Tabletop microscopes demonstrate considerable promise in the future of microsurgical education. The SM simulation was a realistic simulation that may be ready for use in a microsurgical curriculum. Future studies are required to demonstrate the efficacy of this simulation on microsurgical trainees.

摘要

目的

口腔颌面外科住院医师培训项目越来越多地将显微外科作为培训的核心内容;然而,存在许多限制学员熟练程度的障碍。本研究的目的是对两种桌面显微镜模拟作为培训工具进行验证,这可以作为一种经济实惠的替代传统显微外科培训方法的方式。

方法

进行了一项前瞻性、单机构、多部门的验证研究。使用两台显微镜(单目数字显微镜[DM]和双目立体显微镜[SM])在包括硅橡胶管和鸡大腿股动脉在内的模拟血管上进行吻合。从密歇根大学医学中心(安阿伯,密歇根州)的显微外科教员和研究员群体中挑选了一个显微外科医生小组来进行吻合。每位外科医生使用每台显微镜对每种血管各进行4次吻合,随后完成一项评估模拟的调查。预测变量是显微镜和血管。主要结局变量是准备好投入使用,定义为模拟在当前状态下纳入显微外科培训课程的能力。
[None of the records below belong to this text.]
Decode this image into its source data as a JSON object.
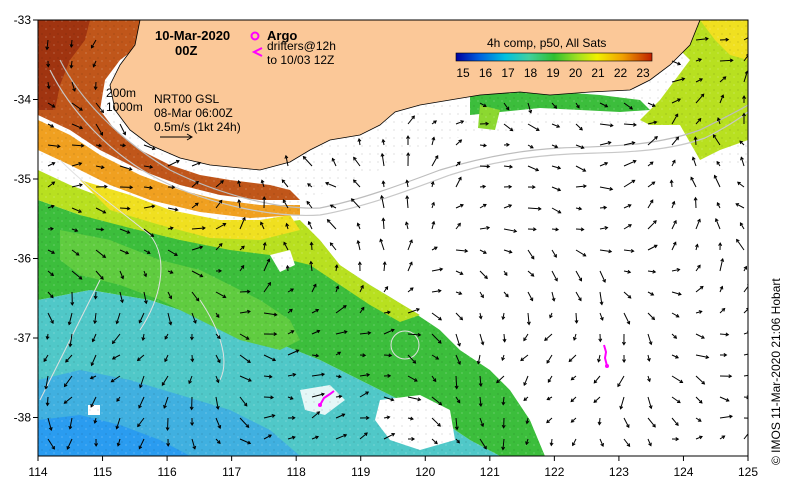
{
  "map": {
    "date_title": "10-Mar-2020",
    "time_title": "00Z",
    "legend_argo": "Argo",
    "legend_drifters_line1": "drifters@12h",
    "legend_drifters_line2": "to 10/03 12Z",
    "contour_200": "200m",
    "contour_1000": "1000m",
    "product_line1": "NRT00 GSL",
    "product_line2": "08-Mar 06:00Z",
    "product_line3": "0.5m/s (1kt 24h)",
    "colorbar_title": "4h comp, p50, All Sats",
    "colorbar_ticks": [
      "15",
      "16",
      "17",
      "18",
      "19",
      "20",
      "21",
      "22",
      "23"
    ],
    "credit": "© IMOS 11-Mar-2020 21:06 Hobart",
    "x_ticks": [
      "114",
      "115",
      "116",
      "117",
      "118",
      "119",
      "120",
      "121",
      "122",
      "123",
      "124",
      "125"
    ],
    "y_ticks": [
      "-33",
      "-34",
      "-35",
      "-36",
      "-37",
      "-38"
    ],
    "colors": {
      "land": "#fbc898",
      "sst_warm": "#c0561a",
      "sst_mid": "#3cbe3c",
      "sst_cool": "#50c8c8",
      "argo": "#ff00ff",
      "drifter": "#ff00ff"
    }
  }
}
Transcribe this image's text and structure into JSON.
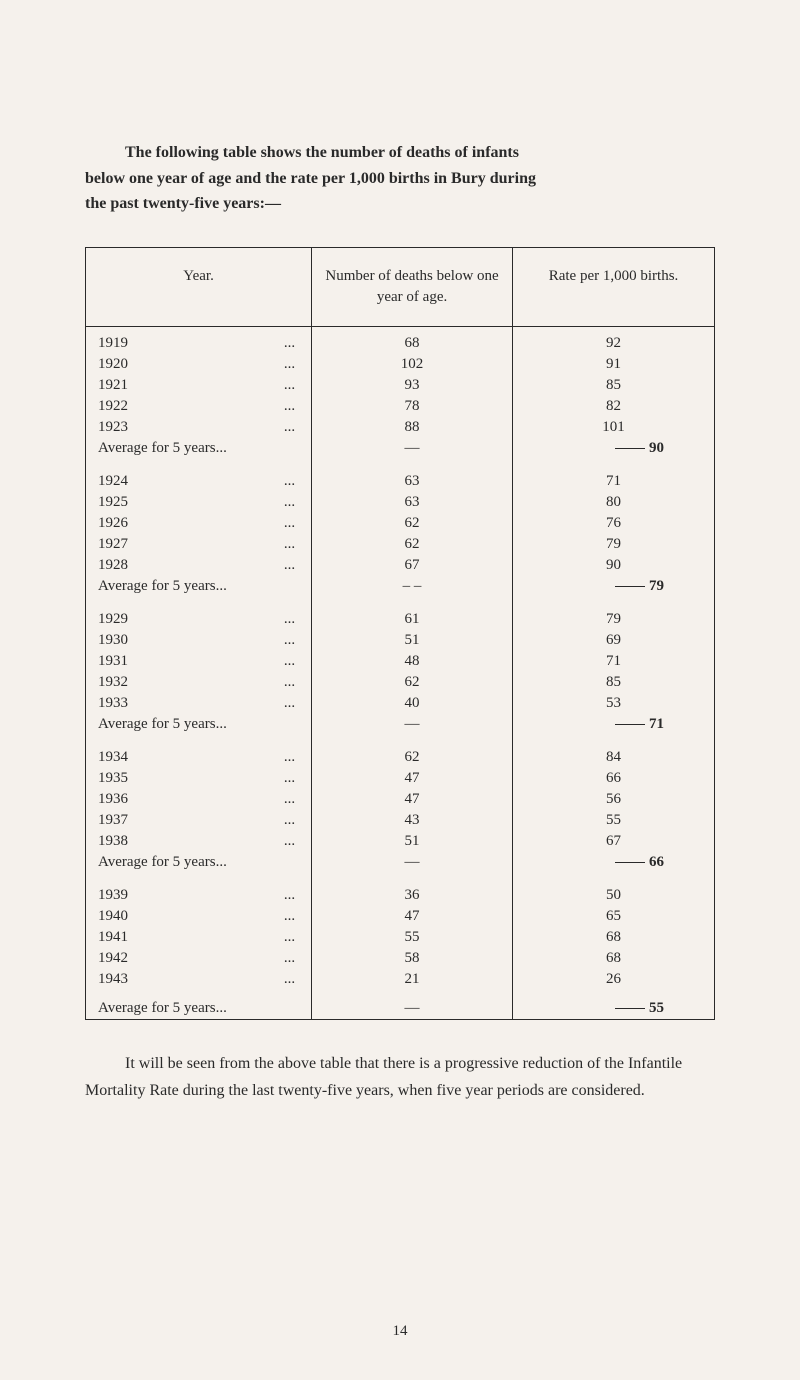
{
  "intro": {
    "line1_part1": "The following table shows the number of deaths of infants",
    "line2": "below one year of age and the rate per 1,000 births in Bury during",
    "line3": "the past twenty-five years:—"
  },
  "table": {
    "headers": {
      "year": "Year.",
      "deaths": "Number of deaths below one year of age.",
      "rate": "Rate per 1,000 births."
    },
    "groups": [
      {
        "rows": [
          {
            "year": "1919",
            "deaths": "68",
            "rate": "92"
          },
          {
            "year": "1920",
            "deaths": "102",
            "rate": "91"
          },
          {
            "year": "1921",
            "deaths": "93",
            "rate": "85"
          },
          {
            "year": "1922",
            "deaths": "78",
            "rate": "82"
          },
          {
            "year": "1923",
            "deaths": "88",
            "rate": "101"
          }
        ],
        "avg_label": "Average for 5 years...",
        "avg_deaths": "—",
        "avg_rate": "90"
      },
      {
        "rows": [
          {
            "year": "1924",
            "deaths": "63",
            "rate": "71"
          },
          {
            "year": "1925",
            "deaths": "63",
            "rate": "80"
          },
          {
            "year": "1926",
            "deaths": "62",
            "rate": "76"
          },
          {
            "year": "1927",
            "deaths": "62",
            "rate": "79"
          },
          {
            "year": "1928",
            "deaths": "67",
            "rate": "90"
          }
        ],
        "avg_label": "Average for 5 years...",
        "avg_deaths": "– –",
        "avg_rate": "79"
      },
      {
        "rows": [
          {
            "year": "1929",
            "deaths": "61",
            "rate": "79"
          },
          {
            "year": "1930",
            "deaths": "51",
            "rate": "69"
          },
          {
            "year": "1931",
            "deaths": "48",
            "rate": "71"
          },
          {
            "year": "1932",
            "deaths": "62",
            "rate": "85"
          },
          {
            "year": "1933",
            "deaths": "40",
            "rate": "53"
          }
        ],
        "avg_label": "Average for 5 years...",
        "avg_deaths": "—",
        "avg_rate": "71"
      },
      {
        "rows": [
          {
            "year": "1934",
            "deaths": "62",
            "rate": "84"
          },
          {
            "year": "1935",
            "deaths": "47",
            "rate": "66"
          },
          {
            "year": "1936",
            "deaths": "47",
            "rate": "56"
          },
          {
            "year": "1937",
            "deaths": "43",
            "rate": "55"
          },
          {
            "year": "1938",
            "deaths": "51",
            "rate": "67"
          }
        ],
        "avg_label": "Average for 5 years...",
        "avg_deaths": "—",
        "avg_rate": "66"
      },
      {
        "rows": [
          {
            "year": "1939",
            "deaths": "36",
            "rate": "50"
          },
          {
            "year": "1940",
            "deaths": "47",
            "rate": "65"
          },
          {
            "year": "1941",
            "deaths": "55",
            "rate": "68"
          },
          {
            "year": "1942",
            "deaths": "58",
            "rate": "68"
          },
          {
            "year": "1943",
            "deaths": "21",
            "rate": "26"
          }
        ],
        "avg_label": "Average for 5 years...",
        "avg_deaths": "—",
        "avg_rate": "55"
      }
    ]
  },
  "conclusion": "It will be seen from the above table that there is a progressive reduction of the Infantile Mortality Rate during the last twenty-five years, when five year periods are considered.",
  "page_number": "14"
}
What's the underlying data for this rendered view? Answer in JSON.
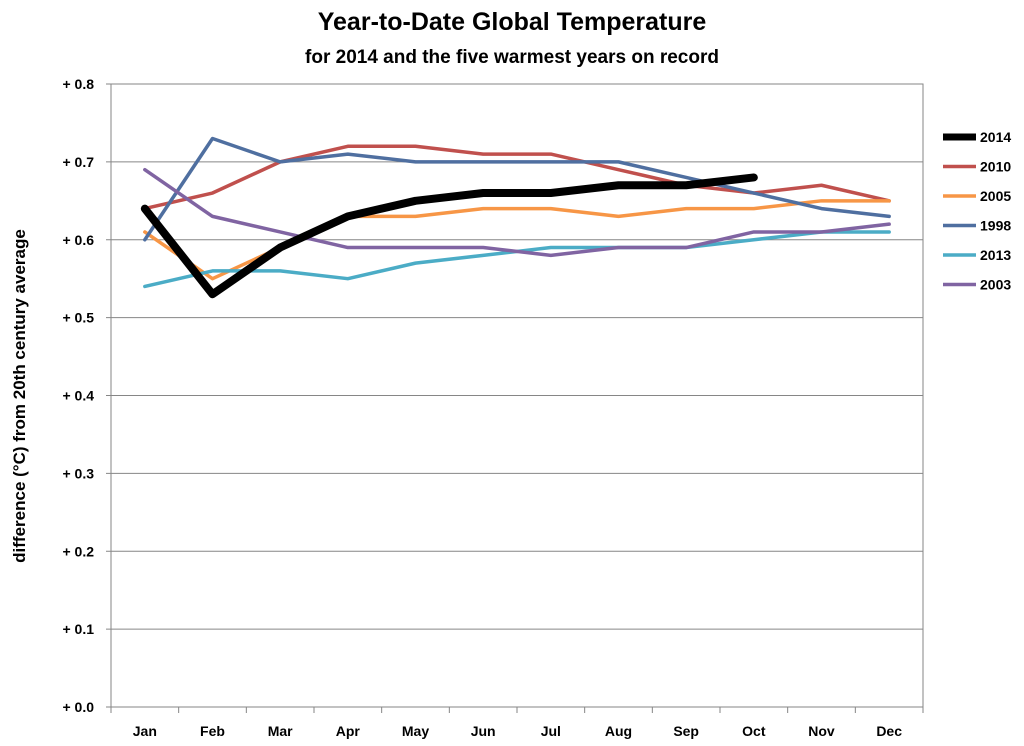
{
  "chart_data": {
    "type": "line",
    "title": "Year-to-Date Global Temperature",
    "subtitle": "for 2014 and the five warmest years on record",
    "xlabel": "",
    "ylabel": "difference (°C)  from 20th century average",
    "categories": [
      "Jan",
      "Feb",
      "Mar",
      "Apr",
      "May",
      "Jun",
      "Jul",
      "Aug",
      "Sep",
      "Oct",
      "Nov",
      "Dec"
    ],
    "ylim": [
      0,
      0.8
    ],
    "yticks": [
      {
        "value": 0.0,
        "label": "+ 0.0"
      },
      {
        "value": 0.1,
        "label": "+ 0.1"
      },
      {
        "value": 0.2,
        "label": "+ 0.2"
      },
      {
        "value": 0.3,
        "label": "+ 0.3"
      },
      {
        "value": 0.4,
        "label": "+ 0.4"
      },
      {
        "value": 0.5,
        "label": "+ 0.5"
      },
      {
        "value": 0.6,
        "label": "+ 0.6"
      },
      {
        "value": 0.7,
        "label": "+ 0.7"
      },
      {
        "value": 0.8,
        "label": "+ 0.8"
      }
    ],
    "grid": "horizontal",
    "legend_position": "right",
    "series": [
      {
        "name": "2014",
        "color": "#000000",
        "emphasis": true,
        "values": [
          0.64,
          0.53,
          0.59,
          0.63,
          0.65,
          0.66,
          0.66,
          0.67,
          0.67,
          0.68,
          null,
          null
        ]
      },
      {
        "name": "2010",
        "color": "#c0504d",
        "values": [
          0.64,
          0.66,
          0.7,
          0.72,
          0.72,
          0.71,
          0.71,
          0.69,
          0.67,
          0.66,
          0.67,
          0.65
        ]
      },
      {
        "name": "2005",
        "color": "#f79646",
        "values": [
          0.61,
          0.55,
          0.59,
          0.63,
          0.63,
          0.64,
          0.64,
          0.63,
          0.64,
          0.64,
          0.65,
          0.65
        ]
      },
      {
        "name": "1998",
        "color": "#4f6fa0",
        "values": [
          0.6,
          0.73,
          0.7,
          0.71,
          0.7,
          0.7,
          0.7,
          0.7,
          0.68,
          0.66,
          0.64,
          0.63
        ]
      },
      {
        "name": "2013",
        "color": "#4bacc6",
        "values": [
          0.54,
          0.56,
          0.56,
          0.55,
          0.57,
          0.58,
          0.59,
          0.59,
          0.59,
          0.6,
          0.61,
          0.61
        ]
      },
      {
        "name": "2003",
        "color": "#8064a2",
        "values": [
          0.69,
          0.63,
          0.61,
          0.59,
          0.59,
          0.59,
          0.58,
          0.59,
          0.59,
          0.61,
          0.61,
          0.62
        ]
      }
    ]
  }
}
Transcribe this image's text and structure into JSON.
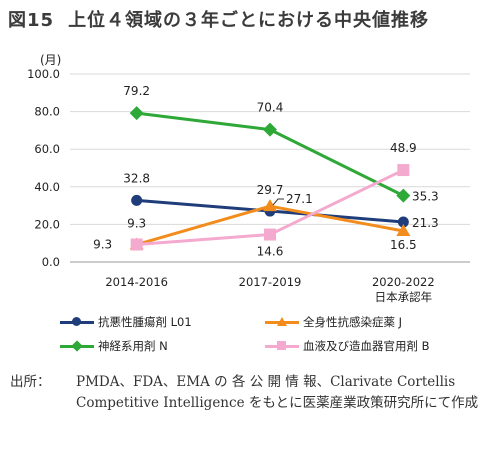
{
  "figure": {
    "number": "図15",
    "title": "上位４領域の３年ごとにおける中央値推移",
    "source_lead": "出所：",
    "source_text": "PMDA、FDA、EMA の 各 公 開 情 報、Clarivate Cortellis Competitive Intelligence をもとに医薬産業政策研究所にて作成"
  },
  "chart_data": {
    "type": "line",
    "ylabel": "(月)",
    "ylim": [
      0,
      100
    ],
    "yticks": [
      "0.0",
      "20.0",
      "40.0",
      "60.0",
      "80.0",
      "100.0"
    ],
    "categories": [
      "2014-2016",
      "2017-2019",
      "2020-2022"
    ],
    "category_sublabels": [
      "",
      "",
      "日本承認年"
    ],
    "series": [
      {
        "name": "抗悪性腫瘍剤 L01",
        "values": [
          32.8,
          27.1,
          21.3
        ],
        "labels": [
          "32.8",
          "27.1",
          "21.3"
        ],
        "color": "#1f3d7a",
        "marker": "circle"
      },
      {
        "name": "全身性抗感染症薬 J",
        "values": [
          9.3,
          29.7,
          16.5
        ],
        "labels": [
          "9.3",
          "29.7",
          "16.5"
        ],
        "color": "#f28c1c",
        "marker": "triangle"
      },
      {
        "name": "神経系用剤 N",
        "values": [
          79.2,
          70.4,
          35.3
        ],
        "labels": [
          "79.2",
          "70.4",
          "35.3"
        ],
        "color": "#2ea836",
        "marker": "diamond"
      },
      {
        "name": "血液及び造血器官用剤 B",
        "values": [
          9.3,
          14.6,
          48.9
        ],
        "labels": [
          "9.3",
          "14.6",
          "48.9"
        ],
        "color": "#f4a9cf",
        "marker": "square"
      }
    ]
  }
}
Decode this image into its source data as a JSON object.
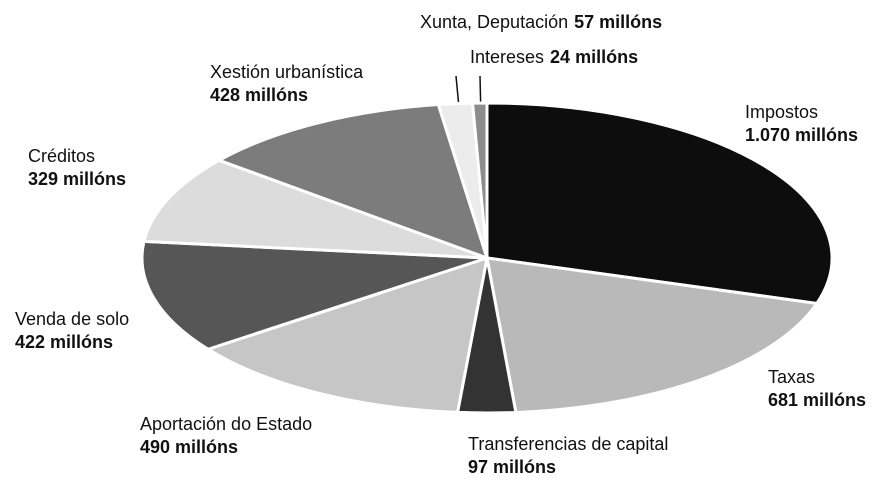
{
  "chart_data": {
    "type": "pie",
    "categories": [
      "Impostos",
      "Taxas",
      "Transferencias de capital",
      "Aportación do Estado",
      "Venda de solo",
      "Créditos",
      "Xestión urbanística",
      "Xunta, Deputación",
      "Intereses"
    ],
    "values": [
      1070,
      681,
      97,
      490,
      422,
      329,
      428,
      57,
      24
    ],
    "value_labels": [
      "1.070 millóns",
      "681 millóns",
      "97 millóns",
      "490 millóns",
      "422 millóns",
      "329 millóns",
      "428 millóns",
      "57 millóns",
      "24 millóns"
    ],
    "colors": [
      "#0d0d0d",
      "#b9b9b9",
      "#333333",
      "#c6c6c6",
      "#565656",
      "#dcdcdc",
      "#7c7c7c",
      "#ececec",
      "#8c8c8c"
    ]
  }
}
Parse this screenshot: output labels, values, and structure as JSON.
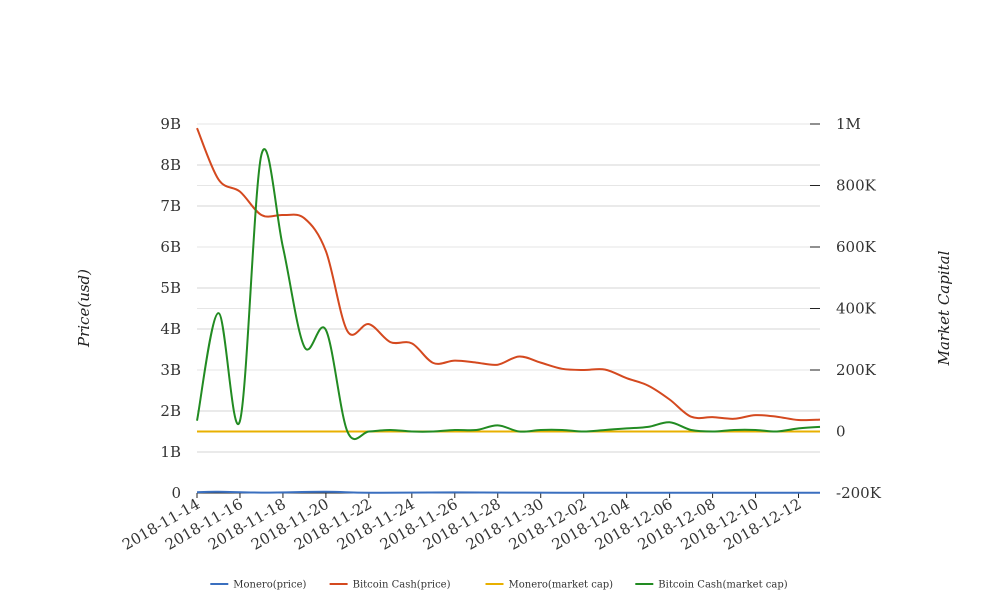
{
  "chart_data": {
    "type": "line",
    "title": "",
    "y_left_label": "Price(usd)",
    "y_right_label": "Market Capital",
    "x_tick_labels": [
      "2018-11-14",
      "2018-11-16",
      "2018-11-18",
      "2018-11-20",
      "2018-11-22",
      "2018-11-24",
      "2018-11-26",
      "2018-11-28",
      "2018-11-30",
      "2018-12-02",
      "2018-12-04",
      "2018-12-06",
      "2018-12-08",
      "2018-12-10",
      "2018-12-12"
    ],
    "y_left_ticks": [
      {
        "value": 0,
        "label": "0"
      },
      {
        "value": 1000000000,
        "label": "1B"
      },
      {
        "value": 2000000000,
        "label": "2B"
      },
      {
        "value": 3000000000,
        "label": "3B"
      },
      {
        "value": 4000000000,
        "label": "4B"
      },
      {
        "value": 5000000000,
        "label": "5B"
      },
      {
        "value": 6000000000,
        "label": "6B"
      },
      {
        "value": 7000000000,
        "label": "7B"
      },
      {
        "value": 8000000000,
        "label": "8B"
      },
      {
        "value": 9000000000,
        "label": "9B"
      }
    ],
    "y_right_ticks": [
      {
        "value": -200000,
        "label": "-200K"
      },
      {
        "value": 0,
        "label": "0"
      },
      {
        "value": 200000,
        "label": "200K"
      },
      {
        "value": 400000,
        "label": "400K"
      },
      {
        "value": 600000,
        "label": "600K"
      },
      {
        "value": 800000,
        "label": "800K"
      },
      {
        "value": 1000000,
        "label": "1M"
      }
    ],
    "y_left_range": [
      0,
      9000000000
    ],
    "y_right_range": [
      -200000,
      1000000
    ],
    "grid": true,
    "legend_position": "bottom",
    "x_start": "2018-11-14",
    "x_end": "2018-12-13",
    "series": [
      {
        "name": "Monero(price)",
        "axis": "left",
        "color": "#3a6fbf",
        "x": [
          "2018-11-14",
          "2018-11-15",
          "2018-11-17",
          "2018-11-20",
          "2018-11-22",
          "2018-11-26",
          "2018-12-01",
          "2018-12-06",
          "2018-12-10",
          "2018-12-13"
        ],
        "values": [
          20000000,
          30000000,
          10000000,
          30000000,
          5000000,
          15000000,
          5000000,
          8000000,
          5000000,
          5000000
        ]
      },
      {
        "name": "Bitcoin Cash(price)",
        "axis": "left",
        "color": "#d4491f",
        "x": [
          "2018-11-14",
          "2018-11-15",
          "2018-11-16",
          "2018-11-17",
          "2018-11-18",
          "2018-11-19",
          "2018-11-20",
          "2018-11-21",
          "2018-11-22",
          "2018-11-23",
          "2018-11-24",
          "2018-11-25",
          "2018-11-26",
          "2018-11-27",
          "2018-11-28",
          "2018-11-29",
          "2018-11-30",
          "2018-12-01",
          "2018-12-02",
          "2018-12-03",
          "2018-12-04",
          "2018-12-05",
          "2018-12-06",
          "2018-12-07",
          "2018-12-08",
          "2018-12-09",
          "2018-12-10",
          "2018-12-11",
          "2018-12-12",
          "2018-12-13"
        ],
        "values": [
          8900000000,
          7650000000,
          7350000000,
          6780000000,
          6780000000,
          6700000000,
          5900000000,
          3950000000,
          4120000000,
          3680000000,
          3650000000,
          3170000000,
          3230000000,
          3180000000,
          3130000000,
          3330000000,
          3180000000,
          3030000000,
          3000000000,
          3010000000,
          2800000000,
          2620000000,
          2280000000,
          1860000000,
          1850000000,
          1810000000,
          1900000000,
          1860000000,
          1780000000,
          1790000000
        ]
      },
      {
        "name": "Monero(market cap)",
        "axis": "right",
        "color": "#e8b000",
        "x": [
          "2018-11-14",
          "2018-12-13"
        ],
        "values": [
          0,
          0
        ]
      },
      {
        "name": "Bitcoin Cash(market cap)",
        "axis": "right",
        "color": "#228b22",
        "x": [
          "2018-11-14",
          "2018-11-15",
          "2018-11-16",
          "2018-11-17",
          "2018-11-18",
          "2018-11-19",
          "2018-11-20",
          "2018-11-21",
          "2018-11-22",
          "2018-11-23",
          "2018-11-24",
          "2018-11-25",
          "2018-11-26",
          "2018-11-27",
          "2018-11-28",
          "2018-11-29",
          "2018-11-30",
          "2018-12-01",
          "2018-12-02",
          "2018-12-03",
          "2018-12-04",
          "2018-12-05",
          "2018-12-06",
          "2018-12-07",
          "2018-12-08",
          "2018-12-09",
          "2018-12-10",
          "2018-12-11",
          "2018-12-12",
          "2018-12-13"
        ],
        "values": [
          35000,
          385000,
          35000,
          900000,
          600000,
          275000,
          330000,
          0,
          0,
          5000,
          0,
          0,
          5000,
          5000,
          20000,
          0,
          5000,
          5000,
          0,
          5000,
          10000,
          15000,
          30000,
          5000,
          0,
          5000,
          5000,
          0,
          10000,
          15000
        ]
      }
    ]
  }
}
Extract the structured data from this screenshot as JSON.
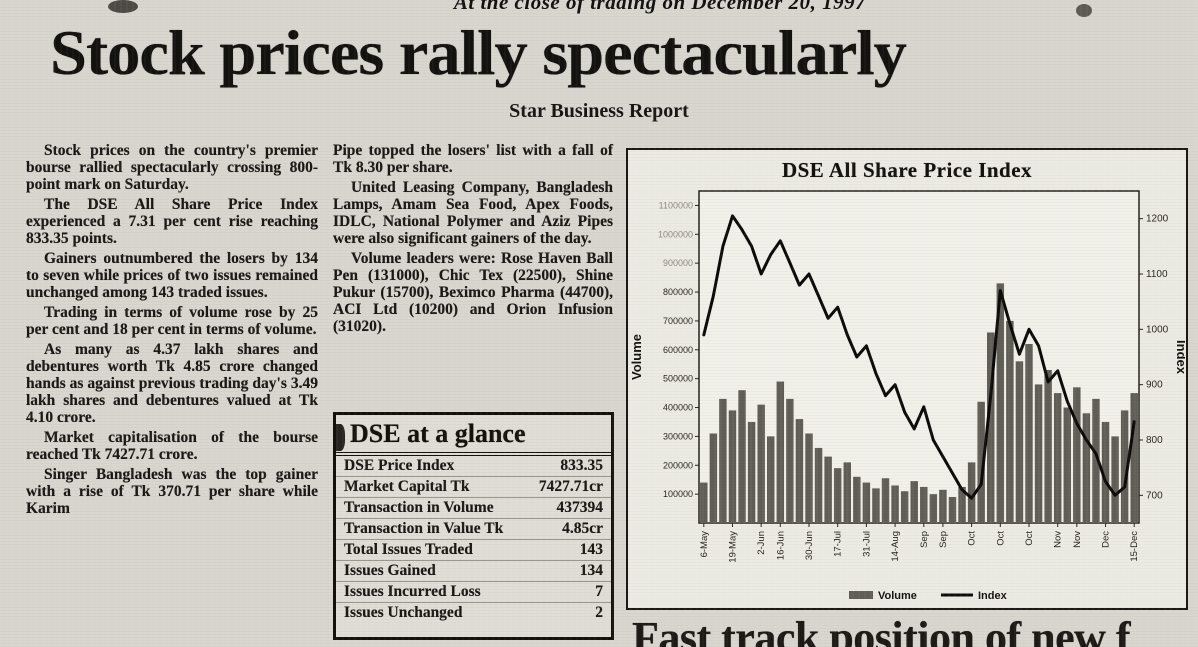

次要结局变量包括真实感、价值、有用性、相关性、难度和成本。使用配对t检验比较反应。α设定为0.05。

结果

7位显微外科医生参与了模拟,他们分别来自口腔颌面外科(n = 5)、整形与重建外科(n = 1)和耳鼻喉科(n = 1)。对于准备好投入使用这一点,与需要重大修改(n = 4)或广泛修改及重新评估(n = 3)的DM模拟相比,SM模拟在纳入显微外科课程之前要么无需修改(n = 4),要么只需进行最小程度的修改(n = 3)(P = 0.002)。在深度感知方面,SM模拟的平均真实感得分高于DM模拟(5.00对1.57,P < 0.001);在视野方面(4.57对3.57,P = 0.038)、照明方面(5.00对4.00,P = 0.038)以及清晰度方面(5.00对3.86,P = 0.030)也是如此。SM和DM在价值、有用性、相关性、难度或成本方面没有统计学上的显著差异。

结论

桌面显微镜在显微外科教育的未来展现出了相当大的前景。SM模拟是一种真实的模拟,可能已准备好用于显微外科课程。未来需要进行研究以证明这种模拟对显微外科受训人员的有效性。